Before Michael Vick, quarterbacks were (mostly) tall, slow white men who passed the football, handed it off or got creamed by pass rushers. Vick changed the game by combining the strength, speed and agility of a running back with the arm and savvy of a quarterback. With it, he turned the traditional also-ran Atlanta Falcons into a contender. How could any company in the sporting goods field not sign such a sure-fire hall-of-famer as a spokesperson?
And sign him they did. Nike (NYSE:NKE) created a "Michael Vick Experience" ad campaign. He appeared on the cover of the 2004 version of Electronic Arts' (NASDAQ:ERTS) Madden football. The sponsor money rolled in, and when the Falcons signed Vick to a 10-year, $130 million contract, he had reached the pinnacle of sports success.

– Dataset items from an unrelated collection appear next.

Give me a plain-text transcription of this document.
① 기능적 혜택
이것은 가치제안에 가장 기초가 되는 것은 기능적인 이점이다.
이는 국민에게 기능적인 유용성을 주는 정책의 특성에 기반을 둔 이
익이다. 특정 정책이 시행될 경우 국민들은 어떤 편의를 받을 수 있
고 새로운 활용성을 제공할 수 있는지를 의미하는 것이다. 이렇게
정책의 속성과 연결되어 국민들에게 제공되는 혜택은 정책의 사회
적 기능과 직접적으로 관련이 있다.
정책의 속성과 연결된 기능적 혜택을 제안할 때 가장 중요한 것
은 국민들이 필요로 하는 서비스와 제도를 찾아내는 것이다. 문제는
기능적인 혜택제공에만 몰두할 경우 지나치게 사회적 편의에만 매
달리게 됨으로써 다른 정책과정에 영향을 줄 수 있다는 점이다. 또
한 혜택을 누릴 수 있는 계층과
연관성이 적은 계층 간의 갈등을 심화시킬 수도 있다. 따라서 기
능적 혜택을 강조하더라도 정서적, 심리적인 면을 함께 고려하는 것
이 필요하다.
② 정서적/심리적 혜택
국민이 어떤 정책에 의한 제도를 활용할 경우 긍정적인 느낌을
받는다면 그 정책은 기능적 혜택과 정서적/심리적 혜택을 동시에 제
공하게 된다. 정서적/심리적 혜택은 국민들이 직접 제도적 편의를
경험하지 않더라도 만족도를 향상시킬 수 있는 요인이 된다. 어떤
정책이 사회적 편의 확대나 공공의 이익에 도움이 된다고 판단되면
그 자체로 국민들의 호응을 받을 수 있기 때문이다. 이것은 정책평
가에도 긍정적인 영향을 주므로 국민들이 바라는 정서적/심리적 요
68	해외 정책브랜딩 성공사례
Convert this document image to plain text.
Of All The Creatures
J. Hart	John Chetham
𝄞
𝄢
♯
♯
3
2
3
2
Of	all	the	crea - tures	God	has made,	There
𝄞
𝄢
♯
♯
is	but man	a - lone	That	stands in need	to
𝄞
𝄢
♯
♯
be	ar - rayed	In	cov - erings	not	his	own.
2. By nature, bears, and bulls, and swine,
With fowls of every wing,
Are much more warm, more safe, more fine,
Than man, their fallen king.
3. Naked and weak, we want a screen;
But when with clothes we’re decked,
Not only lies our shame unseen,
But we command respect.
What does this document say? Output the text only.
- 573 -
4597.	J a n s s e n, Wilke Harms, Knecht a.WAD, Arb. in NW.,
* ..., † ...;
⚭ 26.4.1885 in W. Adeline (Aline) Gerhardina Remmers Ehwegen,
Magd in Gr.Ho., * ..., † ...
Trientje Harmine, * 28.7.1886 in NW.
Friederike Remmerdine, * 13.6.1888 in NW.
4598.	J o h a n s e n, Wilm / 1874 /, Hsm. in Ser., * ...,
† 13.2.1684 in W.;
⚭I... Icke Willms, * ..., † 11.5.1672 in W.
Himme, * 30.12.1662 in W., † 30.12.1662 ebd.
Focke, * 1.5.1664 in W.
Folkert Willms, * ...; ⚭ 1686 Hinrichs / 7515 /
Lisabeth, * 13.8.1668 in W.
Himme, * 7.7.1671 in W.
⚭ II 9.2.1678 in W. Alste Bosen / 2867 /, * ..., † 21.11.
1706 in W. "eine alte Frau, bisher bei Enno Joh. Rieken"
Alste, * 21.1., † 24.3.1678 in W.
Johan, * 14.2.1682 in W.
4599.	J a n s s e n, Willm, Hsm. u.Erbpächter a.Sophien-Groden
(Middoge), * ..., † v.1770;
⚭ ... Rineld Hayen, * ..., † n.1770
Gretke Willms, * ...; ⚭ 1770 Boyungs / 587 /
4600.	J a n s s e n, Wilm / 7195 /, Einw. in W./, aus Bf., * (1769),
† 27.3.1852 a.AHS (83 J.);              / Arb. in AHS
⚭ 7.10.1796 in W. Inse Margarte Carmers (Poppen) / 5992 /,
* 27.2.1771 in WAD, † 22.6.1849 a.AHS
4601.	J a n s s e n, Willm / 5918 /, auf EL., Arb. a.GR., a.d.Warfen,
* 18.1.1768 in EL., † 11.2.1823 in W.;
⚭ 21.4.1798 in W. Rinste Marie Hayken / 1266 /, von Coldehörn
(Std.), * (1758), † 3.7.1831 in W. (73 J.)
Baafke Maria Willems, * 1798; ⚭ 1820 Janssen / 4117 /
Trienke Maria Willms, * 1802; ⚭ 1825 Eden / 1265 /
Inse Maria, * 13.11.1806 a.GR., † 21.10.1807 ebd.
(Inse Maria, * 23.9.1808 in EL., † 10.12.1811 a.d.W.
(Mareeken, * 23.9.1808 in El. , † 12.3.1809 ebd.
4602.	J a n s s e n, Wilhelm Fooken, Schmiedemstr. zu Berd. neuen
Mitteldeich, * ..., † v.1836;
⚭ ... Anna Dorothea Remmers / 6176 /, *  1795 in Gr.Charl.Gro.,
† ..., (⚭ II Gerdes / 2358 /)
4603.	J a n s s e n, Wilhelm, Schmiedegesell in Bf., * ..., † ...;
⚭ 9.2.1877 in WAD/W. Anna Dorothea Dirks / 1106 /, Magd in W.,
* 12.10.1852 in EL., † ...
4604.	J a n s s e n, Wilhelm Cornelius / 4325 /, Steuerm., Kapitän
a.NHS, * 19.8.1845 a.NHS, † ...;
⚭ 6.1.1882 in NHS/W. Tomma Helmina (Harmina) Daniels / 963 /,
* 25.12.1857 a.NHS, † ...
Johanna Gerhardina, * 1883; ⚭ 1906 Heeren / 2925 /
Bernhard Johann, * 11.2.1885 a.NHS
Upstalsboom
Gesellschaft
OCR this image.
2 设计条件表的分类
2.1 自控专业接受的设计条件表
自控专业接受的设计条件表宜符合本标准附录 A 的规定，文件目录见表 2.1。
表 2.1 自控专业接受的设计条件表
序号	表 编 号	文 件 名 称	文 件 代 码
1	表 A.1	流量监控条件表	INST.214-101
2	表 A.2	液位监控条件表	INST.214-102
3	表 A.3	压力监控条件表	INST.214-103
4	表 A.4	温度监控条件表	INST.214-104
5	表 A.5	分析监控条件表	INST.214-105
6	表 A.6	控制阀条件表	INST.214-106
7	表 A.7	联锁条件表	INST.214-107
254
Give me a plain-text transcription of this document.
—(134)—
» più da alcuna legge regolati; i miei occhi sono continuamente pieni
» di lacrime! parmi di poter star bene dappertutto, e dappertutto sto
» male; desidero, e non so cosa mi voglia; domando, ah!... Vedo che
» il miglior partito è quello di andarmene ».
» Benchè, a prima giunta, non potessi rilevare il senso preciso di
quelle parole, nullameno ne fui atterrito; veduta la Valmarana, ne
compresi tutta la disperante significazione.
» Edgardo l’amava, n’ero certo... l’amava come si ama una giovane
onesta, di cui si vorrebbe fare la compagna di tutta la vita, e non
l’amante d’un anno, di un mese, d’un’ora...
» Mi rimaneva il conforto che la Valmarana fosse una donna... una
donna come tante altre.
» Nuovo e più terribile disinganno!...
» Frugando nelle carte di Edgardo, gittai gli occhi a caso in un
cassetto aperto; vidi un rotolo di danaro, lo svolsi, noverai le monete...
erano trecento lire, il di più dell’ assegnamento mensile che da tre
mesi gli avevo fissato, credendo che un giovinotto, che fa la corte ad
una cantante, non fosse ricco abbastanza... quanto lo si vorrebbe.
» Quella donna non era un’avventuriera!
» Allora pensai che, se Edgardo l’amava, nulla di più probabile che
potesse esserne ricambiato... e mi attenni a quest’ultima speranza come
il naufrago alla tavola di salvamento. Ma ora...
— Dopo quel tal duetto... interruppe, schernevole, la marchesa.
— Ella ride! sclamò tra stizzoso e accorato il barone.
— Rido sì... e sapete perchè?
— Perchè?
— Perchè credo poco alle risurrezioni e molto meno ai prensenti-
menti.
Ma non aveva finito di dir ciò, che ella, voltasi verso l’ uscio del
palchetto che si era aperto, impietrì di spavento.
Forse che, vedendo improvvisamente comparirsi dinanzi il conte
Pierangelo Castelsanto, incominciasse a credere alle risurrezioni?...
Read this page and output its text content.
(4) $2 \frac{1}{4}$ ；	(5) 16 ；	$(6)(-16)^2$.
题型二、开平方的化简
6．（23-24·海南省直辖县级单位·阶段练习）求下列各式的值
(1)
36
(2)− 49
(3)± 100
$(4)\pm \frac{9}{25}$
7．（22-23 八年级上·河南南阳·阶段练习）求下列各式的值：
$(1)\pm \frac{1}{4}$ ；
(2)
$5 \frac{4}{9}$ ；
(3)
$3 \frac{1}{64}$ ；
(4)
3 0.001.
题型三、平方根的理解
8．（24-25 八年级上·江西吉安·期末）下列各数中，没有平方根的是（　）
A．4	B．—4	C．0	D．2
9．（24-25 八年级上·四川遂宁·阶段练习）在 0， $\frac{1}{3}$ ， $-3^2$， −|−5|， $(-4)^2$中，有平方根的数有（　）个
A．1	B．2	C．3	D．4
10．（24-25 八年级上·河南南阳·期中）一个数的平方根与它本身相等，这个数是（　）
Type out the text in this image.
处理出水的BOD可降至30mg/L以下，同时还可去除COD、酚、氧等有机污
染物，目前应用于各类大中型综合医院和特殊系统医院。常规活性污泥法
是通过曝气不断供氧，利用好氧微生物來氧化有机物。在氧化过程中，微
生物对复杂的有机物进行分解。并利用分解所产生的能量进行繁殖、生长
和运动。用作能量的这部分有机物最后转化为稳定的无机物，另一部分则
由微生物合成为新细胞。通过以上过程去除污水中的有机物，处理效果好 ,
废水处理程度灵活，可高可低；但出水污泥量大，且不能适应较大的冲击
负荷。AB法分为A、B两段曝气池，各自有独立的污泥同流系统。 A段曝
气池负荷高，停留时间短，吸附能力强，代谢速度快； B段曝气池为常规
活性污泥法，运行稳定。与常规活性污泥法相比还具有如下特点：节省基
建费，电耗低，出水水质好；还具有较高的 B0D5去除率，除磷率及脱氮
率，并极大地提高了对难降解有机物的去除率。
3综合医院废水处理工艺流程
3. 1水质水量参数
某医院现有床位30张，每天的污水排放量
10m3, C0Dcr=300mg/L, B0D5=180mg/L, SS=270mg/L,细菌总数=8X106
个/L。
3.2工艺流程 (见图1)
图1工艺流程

Then came the expose. News reports tying Vick to a dog fighting ring, then naming him as the pivotal figure in a horrendous gang who raised killer dogs in a kennel on Vick's property and buried the losers nearby. By the time Vick was taken into custody, his brand was so fouled that companies couldn't back away from him fast enough. The only sales of equipment with his name on it was to dog owners who used them as chew toys.
In a fiasco, everyone involved suffers. I just wish the everybody here hadn't included innocent dogs.